March 2009 update: Picasa has been updated so that it uploads to the web directly, and Hello is not needed anymore.

Blogger stores still photos for us for no charge, although there is a limit on how many pictures they will host. We haven't reached that limit yet; when we do, I'll have to find another solution. Blogger does not host video, however.

March 2009 update: Blogger does host video now, through Google video.

I stumbled upon this site, Freevlog, which has an easy to follow tutorial on how to post video to your blog (blog + video = vlog, get it?). If you just want the summary, here goes: convert the uploaded video from the camera using Windows Movie Maker, save in nicely compressed web-friendly format, upload to a free video storage site such as blip.tv, then link to video on Blogger.

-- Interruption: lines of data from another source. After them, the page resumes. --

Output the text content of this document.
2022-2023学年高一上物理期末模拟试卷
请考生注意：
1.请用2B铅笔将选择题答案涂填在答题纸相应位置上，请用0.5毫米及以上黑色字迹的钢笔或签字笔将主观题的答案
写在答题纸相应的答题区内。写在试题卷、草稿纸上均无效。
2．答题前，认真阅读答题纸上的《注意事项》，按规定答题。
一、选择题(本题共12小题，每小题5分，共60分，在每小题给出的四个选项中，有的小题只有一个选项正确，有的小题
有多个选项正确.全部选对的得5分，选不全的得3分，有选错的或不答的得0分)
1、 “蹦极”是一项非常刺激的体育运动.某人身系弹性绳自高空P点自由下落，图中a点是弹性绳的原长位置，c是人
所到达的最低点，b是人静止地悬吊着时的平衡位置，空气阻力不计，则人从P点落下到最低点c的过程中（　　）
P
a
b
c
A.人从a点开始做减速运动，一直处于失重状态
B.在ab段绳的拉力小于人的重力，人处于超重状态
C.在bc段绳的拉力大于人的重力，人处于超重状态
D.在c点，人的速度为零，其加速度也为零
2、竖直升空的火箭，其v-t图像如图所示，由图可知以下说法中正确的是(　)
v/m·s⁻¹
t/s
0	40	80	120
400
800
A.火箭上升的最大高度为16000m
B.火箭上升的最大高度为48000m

Easy, but a bit time-consuming at the uplink speeds our Datastorm provides.

I tried to use Freevlog's suggested video storage sites, OurMedia and Internet Archive, but was not successful. Supposedly the Internet Archive will store the video forever. I'm not sure what blip.tv's policy is. It is unclear on their site. Blip.tv is still in beta, so it could disappear tomorrow. For now, though, as I practise this whole video thing, it is good enough.

March 2009 update: Blip.tv seems to be going strong. They've improved their format, and I've been satisfied with them. I've tried YouTube and Google video, but keep coming back to Blip.tv.

1 comment:

  1. Sean -- thanks so very much. The video additions are great. Now we've heard Louise's voice, how about yours? Hope you don't mind being a technological guide for such things to those of us who still labor in the planning stage for the RV life. On another subject -- the new training you are headed for. What will you be learning and in what situations would it be applied?